Tuesday, January 19, 2010

Ultimatum and the Kibbutz

I’ve been enjoying my new tenure as a research fellow, for the next six months, at the Centre for Co-operative and Community-Based Economy (formerly, the B.C. Institute of Co-operative Studies). Every Friday, at 10 am, the staff, my fellow fellows and anyone else interested in what goes on here gathers for tea and conversation. (If you’re on campus, you ought to come by!) On a recent Friday, talk turned to the intriguing results of the socio-economic experimental “game” called “Ultimatum”.

In Ultimatum, two players must decide how to divide a sum of money (say, $100). The first person makes an offer; the second person can either accept or reject that offer, but if he or she rejects it, both players get nothing. It’s a one-offer deal. There is no negotiating.

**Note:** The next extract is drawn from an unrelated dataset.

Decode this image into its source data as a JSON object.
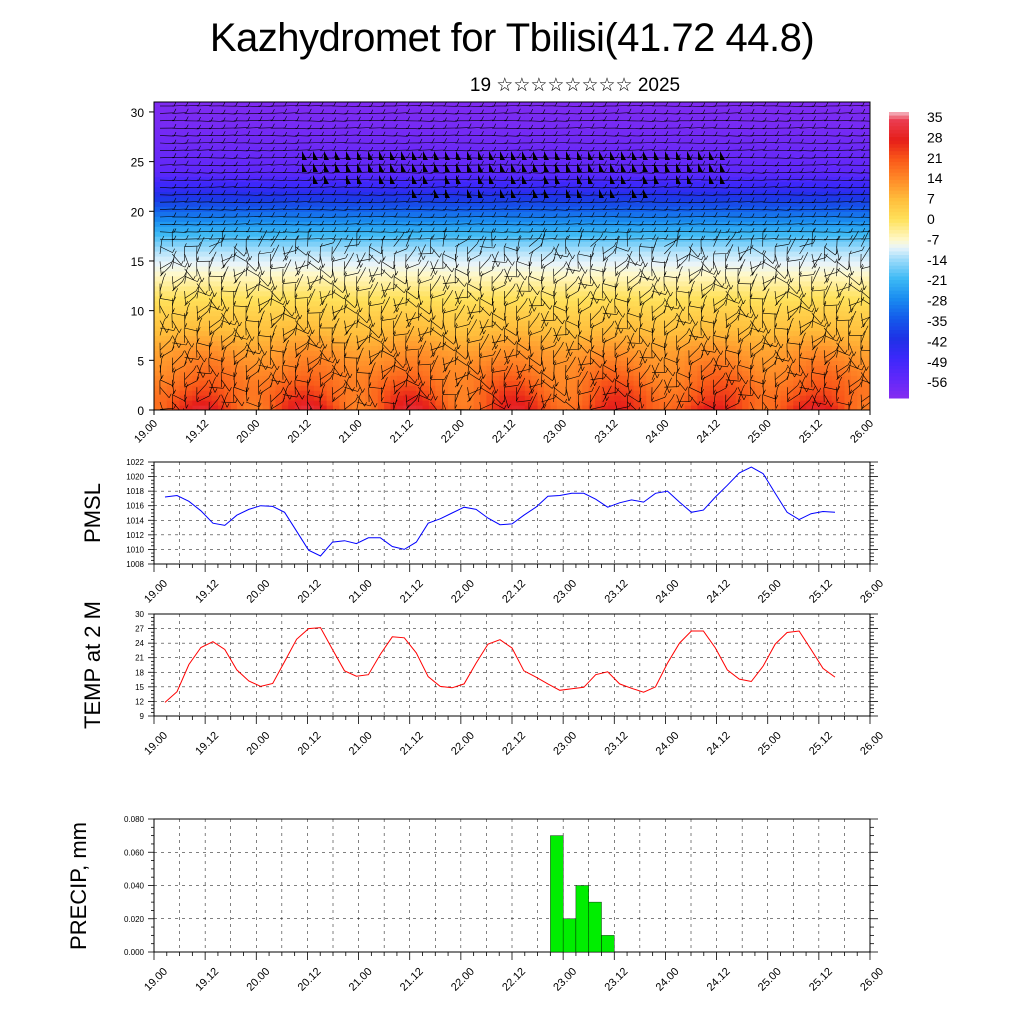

The rational response of Player #2 should be to take whatever is offered by Player #1—it’s better than squat. However, in practice, many players will reject offers of 30% or less. Why they would take nothing rather than a little is one question. Why Player #1 is such a Scrooge is another—although, at least in pure economic science, players are acting “rationally” (i.e., in their own best interests) if they low-ball their compatriot, who has little leverage beyond accepting or rejecting the offer. Further studies have shown variations based on culture and gender: women behave more cooperatively, apparently, and are more likely to propose an even split.

Later, I came across a brief article in the New York Times Magazine annual Ideas issue that described a “drunken Ultimatum” experiment, in which imbibers at a bar were asked to play. They were even less likely to take anything less than a 50:50 split, suggesting that short-term revenge (or a sense of injustice) rather than long-term strategizing was behind this seemingly irrational behaviour.

Of course, after learning about Ultimatum, I immediately wondered: W.W.K.D.? What would a kibbutznik do?

I wasn’t surprised to learn that someone had already answered this question. Because of its unique communal set-up and voluntary membership, the kibbutz is one of the most intensely studied communities in the world, generating thousands of academic studies over the years. (I can only imagine what it must be like to be kibbutz-born identical twins, one raised there and one raised elsewhere—you’d be the ideal choice for every social science, nature-vs.-nurture experiment on the planet!)

While they didn’t use Ultimatum, Bradley Ruffle and Richard Sosis deployed a similar experiment to compare the level of co-operation of kibbutzniks (taken from relatively well-off, still-traditional kibbutzim) between fellow (but anonymous) kibbutz members versus “outsiders” (i.e., likely townsfolk). To simplify, the two players were told that an envelope held 100 shekels and they could take as much or as little as they wanted, but so could the other mystery player. If what the two players took totalled more than 100, then they would receive nothing. If it totalled less than 100, then what remained was multiplied by 1.5 and divided equally between the two players, plus they could keep whatever they had removed originally. The idea is to distinguish motives for individual gain (i.e., taking a lot and hoping your opponent takes a little) from those of collective gain (i.e., taking nothing or a little, knowing that what remains will be redistributed fairly with dividends).

The 2006 paper documents some surprising results. When faced off against another (unknown) kibbutz member, kibbutz subjects showed a willingness to behave cooperatively and only take a little from the envelope. When matched with an “outsider”, they behaved exactly as other subjects in the control group of non-kibbutzniks and were tempted to take more from the envelope. (Sociologists describe this as an example of “in-group bias”.) Equally intriguing, the longer that someone had lived at a kibbutz—i.e., if they were a born and raised kibbutznik versus a new member—the more likely they were to behave less rather than more cooperatively. New members—at least those who choose to join the still-traditional kibbutzim (the experiment was done in 2000, before the acceleration of privatization)—tend to be more ideological in their communalism than existing kibbutzniks.

As the co-authors write in their conclusion:

Despite the promise of a universally cooperative group, kibbutz members cooperate more with members of their own kibbutz than with city residents. What is more, when paired with one another, kibbutz members and city residents exhibit identical levels of cooperation. In this sense, kibbutz members may be said to be conditionally cooperative individuals. Our findings attest to the strength of the psychological foundations of in-group-out-group biases, in spite of a society’s efforts to train its members otherwise. Even members of this once idyllic, voluntary, cooperative community do not treat all individuals alike. Instead, they appear to form expectations concerning others’ degree of cooperation and reciprocate in kind.